Karl Lagerfeld in Halle

Nach coronabedingter Unterbrechung von mehr als zwei Monaten ist im Kunstmuseum Moritzburg die Retrospektive Karl Lagerfeld. Fotografie wieder zu sehen. Rund vierhundert Aufnahmen des im vergangenen Jahr verstorbenen Modeschöpfers, barocken Paradiesvogels und nach Auffassung einiger Kritiker künstlerischen Universalgenies werden in der eigens für Halle konzipierten und produzierten Schau gezeigt. Geplant war das Ganze noch unter Lagerfelds Mitwirkung.

Die Ausstellungsmacher machen keinen Hehl aus ihrem Stolz, dass es sich weltweit um die erste Retrospektive dieser Art handelt. So wie Lagerfeld den Menschen Kleidung auf den Leib geschneidert hat, haben wir diese Ausstellung unserem Museum wie ein Haute-Couture-Kostüm angelegt, erklärte sein Direktor. Und eine Zeitung fasste zusammen: Mehr Lagerfeld gibt es nicht in Deutschland. Das mag so sein, und dennoch verbleiben bei kritischer Distanz einige Fragezeichen. Ein Genie der Fotografie? Oder ein Genie der hier und dort ein wenig bemüht wirkenden Selbststilisierung mit dandyhaften Obertönen?
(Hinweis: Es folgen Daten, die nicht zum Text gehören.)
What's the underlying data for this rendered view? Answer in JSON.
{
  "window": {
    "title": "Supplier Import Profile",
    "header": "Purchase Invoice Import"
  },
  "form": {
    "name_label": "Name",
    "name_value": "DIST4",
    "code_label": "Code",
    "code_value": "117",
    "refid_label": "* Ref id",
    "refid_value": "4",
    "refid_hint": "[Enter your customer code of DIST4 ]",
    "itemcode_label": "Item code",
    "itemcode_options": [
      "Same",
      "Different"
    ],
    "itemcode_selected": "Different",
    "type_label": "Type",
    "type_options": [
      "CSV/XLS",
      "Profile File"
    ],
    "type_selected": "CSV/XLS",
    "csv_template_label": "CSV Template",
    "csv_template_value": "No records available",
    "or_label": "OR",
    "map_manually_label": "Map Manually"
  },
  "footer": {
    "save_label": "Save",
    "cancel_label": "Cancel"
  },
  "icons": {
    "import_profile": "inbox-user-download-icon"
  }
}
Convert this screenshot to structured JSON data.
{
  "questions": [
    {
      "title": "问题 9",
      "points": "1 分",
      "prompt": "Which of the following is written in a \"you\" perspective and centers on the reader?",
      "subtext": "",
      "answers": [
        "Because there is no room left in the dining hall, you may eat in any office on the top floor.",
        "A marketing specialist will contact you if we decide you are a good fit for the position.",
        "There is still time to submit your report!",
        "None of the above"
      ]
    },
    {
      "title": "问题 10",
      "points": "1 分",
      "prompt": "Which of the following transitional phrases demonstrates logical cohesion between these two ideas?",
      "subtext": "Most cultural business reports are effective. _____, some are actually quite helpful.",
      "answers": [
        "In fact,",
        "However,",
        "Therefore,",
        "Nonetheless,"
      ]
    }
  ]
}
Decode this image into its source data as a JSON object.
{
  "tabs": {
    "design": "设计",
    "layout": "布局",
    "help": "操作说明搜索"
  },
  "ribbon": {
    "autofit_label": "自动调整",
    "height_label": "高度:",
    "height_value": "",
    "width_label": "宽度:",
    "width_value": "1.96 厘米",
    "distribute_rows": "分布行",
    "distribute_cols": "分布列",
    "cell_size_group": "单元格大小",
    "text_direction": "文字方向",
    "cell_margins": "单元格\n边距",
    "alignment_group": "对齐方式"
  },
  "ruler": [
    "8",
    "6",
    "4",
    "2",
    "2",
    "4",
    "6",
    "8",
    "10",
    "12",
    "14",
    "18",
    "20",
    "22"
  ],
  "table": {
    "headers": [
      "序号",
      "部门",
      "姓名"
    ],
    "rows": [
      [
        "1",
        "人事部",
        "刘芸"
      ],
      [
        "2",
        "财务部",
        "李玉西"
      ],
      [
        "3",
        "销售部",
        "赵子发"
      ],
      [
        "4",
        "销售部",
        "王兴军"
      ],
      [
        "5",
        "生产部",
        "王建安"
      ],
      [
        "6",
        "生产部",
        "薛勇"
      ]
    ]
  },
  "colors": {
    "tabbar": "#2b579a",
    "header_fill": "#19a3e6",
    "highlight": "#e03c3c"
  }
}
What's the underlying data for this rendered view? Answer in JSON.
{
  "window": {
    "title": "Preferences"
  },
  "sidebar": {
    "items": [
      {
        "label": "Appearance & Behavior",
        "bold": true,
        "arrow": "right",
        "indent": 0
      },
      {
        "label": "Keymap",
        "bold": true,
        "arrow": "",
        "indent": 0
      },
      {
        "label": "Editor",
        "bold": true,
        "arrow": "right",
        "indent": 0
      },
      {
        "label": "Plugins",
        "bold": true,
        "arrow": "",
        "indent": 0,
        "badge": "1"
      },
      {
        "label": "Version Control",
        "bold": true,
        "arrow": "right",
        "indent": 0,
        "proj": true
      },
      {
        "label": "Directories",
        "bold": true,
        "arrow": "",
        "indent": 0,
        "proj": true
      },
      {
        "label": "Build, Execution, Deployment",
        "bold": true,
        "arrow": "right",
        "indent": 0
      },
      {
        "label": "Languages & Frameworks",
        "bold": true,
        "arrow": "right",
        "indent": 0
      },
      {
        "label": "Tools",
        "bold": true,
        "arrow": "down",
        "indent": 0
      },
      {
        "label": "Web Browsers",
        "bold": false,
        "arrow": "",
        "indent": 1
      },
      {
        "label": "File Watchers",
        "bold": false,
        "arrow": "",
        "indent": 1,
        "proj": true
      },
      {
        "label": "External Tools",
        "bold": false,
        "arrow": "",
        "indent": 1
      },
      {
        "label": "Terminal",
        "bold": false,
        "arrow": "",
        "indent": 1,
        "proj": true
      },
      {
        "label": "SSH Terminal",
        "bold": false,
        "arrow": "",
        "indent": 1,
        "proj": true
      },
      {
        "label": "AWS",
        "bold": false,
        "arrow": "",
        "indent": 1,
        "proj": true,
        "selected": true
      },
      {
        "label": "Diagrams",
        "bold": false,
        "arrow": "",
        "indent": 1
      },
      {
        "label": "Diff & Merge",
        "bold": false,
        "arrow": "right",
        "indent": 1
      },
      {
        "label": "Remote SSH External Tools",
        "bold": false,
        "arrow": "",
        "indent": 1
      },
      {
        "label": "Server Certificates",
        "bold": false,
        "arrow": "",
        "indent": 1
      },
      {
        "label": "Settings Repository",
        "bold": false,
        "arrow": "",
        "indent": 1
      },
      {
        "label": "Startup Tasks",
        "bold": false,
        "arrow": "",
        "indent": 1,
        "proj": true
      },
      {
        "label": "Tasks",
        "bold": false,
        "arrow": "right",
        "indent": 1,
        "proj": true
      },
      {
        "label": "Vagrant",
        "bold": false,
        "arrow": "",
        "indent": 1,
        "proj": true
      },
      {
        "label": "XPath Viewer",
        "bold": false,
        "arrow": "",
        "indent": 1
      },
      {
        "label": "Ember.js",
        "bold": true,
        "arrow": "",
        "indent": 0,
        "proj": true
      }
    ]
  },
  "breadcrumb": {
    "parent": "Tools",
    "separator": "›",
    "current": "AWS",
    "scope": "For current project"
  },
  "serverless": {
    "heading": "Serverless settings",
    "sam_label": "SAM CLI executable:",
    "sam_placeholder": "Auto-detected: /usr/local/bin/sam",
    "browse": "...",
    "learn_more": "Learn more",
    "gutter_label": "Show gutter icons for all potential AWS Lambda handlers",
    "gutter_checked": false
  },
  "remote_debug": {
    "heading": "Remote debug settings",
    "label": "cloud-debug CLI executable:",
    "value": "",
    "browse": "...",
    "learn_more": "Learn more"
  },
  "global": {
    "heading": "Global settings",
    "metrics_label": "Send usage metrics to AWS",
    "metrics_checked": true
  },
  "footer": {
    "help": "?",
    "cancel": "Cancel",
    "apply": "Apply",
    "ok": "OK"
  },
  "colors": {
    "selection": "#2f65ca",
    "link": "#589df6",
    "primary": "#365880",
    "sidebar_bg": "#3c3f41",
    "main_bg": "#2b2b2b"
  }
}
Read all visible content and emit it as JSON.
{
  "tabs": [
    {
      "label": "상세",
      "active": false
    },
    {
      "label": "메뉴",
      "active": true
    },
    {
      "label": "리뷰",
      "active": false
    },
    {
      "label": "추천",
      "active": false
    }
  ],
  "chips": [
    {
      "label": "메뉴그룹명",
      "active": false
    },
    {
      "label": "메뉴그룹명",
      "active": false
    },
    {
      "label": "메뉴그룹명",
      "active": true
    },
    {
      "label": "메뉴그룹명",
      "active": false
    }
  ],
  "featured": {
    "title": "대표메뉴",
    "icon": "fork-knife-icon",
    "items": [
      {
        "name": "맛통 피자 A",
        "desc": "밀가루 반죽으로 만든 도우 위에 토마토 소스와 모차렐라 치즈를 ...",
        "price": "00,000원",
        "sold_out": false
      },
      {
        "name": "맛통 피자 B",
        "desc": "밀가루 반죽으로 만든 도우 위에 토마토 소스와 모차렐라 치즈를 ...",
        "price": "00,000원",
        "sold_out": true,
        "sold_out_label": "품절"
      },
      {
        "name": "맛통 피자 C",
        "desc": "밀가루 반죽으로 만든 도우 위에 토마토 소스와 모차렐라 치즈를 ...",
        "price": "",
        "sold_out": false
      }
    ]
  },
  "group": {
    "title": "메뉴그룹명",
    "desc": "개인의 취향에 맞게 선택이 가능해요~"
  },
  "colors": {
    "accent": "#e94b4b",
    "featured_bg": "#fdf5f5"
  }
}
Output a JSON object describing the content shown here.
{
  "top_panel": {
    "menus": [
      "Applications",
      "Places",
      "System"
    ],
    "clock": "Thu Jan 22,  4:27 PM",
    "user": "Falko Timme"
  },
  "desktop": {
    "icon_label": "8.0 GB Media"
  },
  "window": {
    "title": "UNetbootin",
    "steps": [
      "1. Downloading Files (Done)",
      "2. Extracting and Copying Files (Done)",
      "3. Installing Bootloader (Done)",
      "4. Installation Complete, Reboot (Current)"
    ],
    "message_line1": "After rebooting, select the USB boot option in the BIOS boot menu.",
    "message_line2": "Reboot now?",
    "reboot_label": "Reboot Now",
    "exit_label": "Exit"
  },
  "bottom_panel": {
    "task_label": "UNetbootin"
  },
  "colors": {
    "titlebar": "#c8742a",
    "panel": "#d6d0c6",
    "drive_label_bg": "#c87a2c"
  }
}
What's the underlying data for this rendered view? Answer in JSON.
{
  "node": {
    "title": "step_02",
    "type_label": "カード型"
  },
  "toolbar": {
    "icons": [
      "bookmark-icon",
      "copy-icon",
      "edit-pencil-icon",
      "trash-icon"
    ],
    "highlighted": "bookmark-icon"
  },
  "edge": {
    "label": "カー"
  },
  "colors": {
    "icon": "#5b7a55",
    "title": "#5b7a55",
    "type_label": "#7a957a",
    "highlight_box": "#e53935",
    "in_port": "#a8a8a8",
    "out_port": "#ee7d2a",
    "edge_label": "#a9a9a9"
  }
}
Besucher der Moritzburg werden im Innenhof mit großen Selbstportraits Lagerfelds empfangen, alle versehen mit seinem Markenzeichen, der Sonnenbrille, dem schwarzweißen Outfit und dem Mozartzopf. Alles ist inszeniert, warum auch nicht? In gewisser Weise wird man so auf den Grundtenor der Ausstellung eingestimmt. Das Thema ist Lagerfeld selbst, erst dann kommt das fotografische Werk. Ein solches weist allerdings als Anlass einer Fotoausstellung in der Regel eine Bedeutung sui generis auf. Aber da darf man in diesem Fall ein paar Zweifel hegen. Zwar wird von freundlichen Kritikern betont, dass Lagerfeld nicht nur Modedesigner, sondern auch Buchverleger, Filmregisseur und herausragender Fotograf gewesen sei und über ein reiches Repertoire intuitiver und kreativer Ausdrucksmöglichkeiten verfügt habe, aber dass er sich, wie die Kulturstiftung Sachsen-Anhalt formulierte, jederzeit und in jedem künstlerischen Medium gültig ausformulieren konnte, erscheint dann doch ein wenig hochgegriffen. Dass man im Rahmen einer noch zu Lebzeiten des Künstlers vereinbarten Retrospektive auf kritische Reflexionen und Einordnungen verzichtet, ist jedoch nachvollziehbar. Spätere Generationen werden da ihre eigenen Urteile fällen.

Lagerfeld nahm ab 1987 die fotografische Präsentation seiner Modeschöpfungen in die eigene Hand und produzierte Werbekampagnen für Marken wie Chanel und Fendi. Auch die Editorial-Shoots für Vogue, Harper’s Bazaar, Numéro oder V Magazine gehören in diesen Kontext. Parallel dazu schuf er freie Fotoserien, die in gewisser Weise eine künstlerische Umrahmung darstellen. Hier geht es nicht mehr um die Haute-Couture-Modefotografie, sondern, häufig intellektuell ein wenig überhöht, um Landschaften, Abstraktionen, Portraits und immer wieder theatralische Inszenierungen verschiedener Provenienz. Freundliche Kommentatoren wollen dabei ein souveränes Spiel mit Themen und Positionen aus Kunst und Literatur diverser Epochen voller Anspielungen und Reflektionen wahrgenommen haben. Bezüge zu Oscar Wilde, Eduard von Keyserling, Lyonel Feininger, Edward Hopper, Fritz Lang oder Edward Steichen werden genannt. Nun ja.

Wir sehen viel Zwiespältiges und, sorry, altmodisch Wirkendes, man könnte auch sagen Altbackenes. Die Modefotografien mit eindrucksvoll in Szene gesetzten Arrangements, etwa die mit Claudia Schiffer, mögen als Dokumente zeitgenössischer Modekultur ja noch angehen. Und dennoch, die großformatigen, auf durchsichtigem Leinen gedruckten Bilder, deren raumfüllende Installation man mit steil nach oben gerichtetem Blick durchschreitet, lösen kaum eine emotionale Beteiligung aus. Technisch gut gemacht, fällt einem da ein. Die Serie Daphnis und Cloe hingegen empfinden wir nur noch als kitschig wie leicht schlüpfrige Postkarten aus der Zeit um 1890, und die Überhöhung einiger im abgedunkelten Raum gezeigter Daguerreotypien und Platinotypien als Masterprints Karl Lagerfelds ist nicht ohne historienverliebtes Pathos. Wir verzichten auf weitere Beschreibungen. Die Website des Kunstmuseums Moritzburg vermittelt einen Eindruck der verschiedenen Themengruppen der Ausstellung.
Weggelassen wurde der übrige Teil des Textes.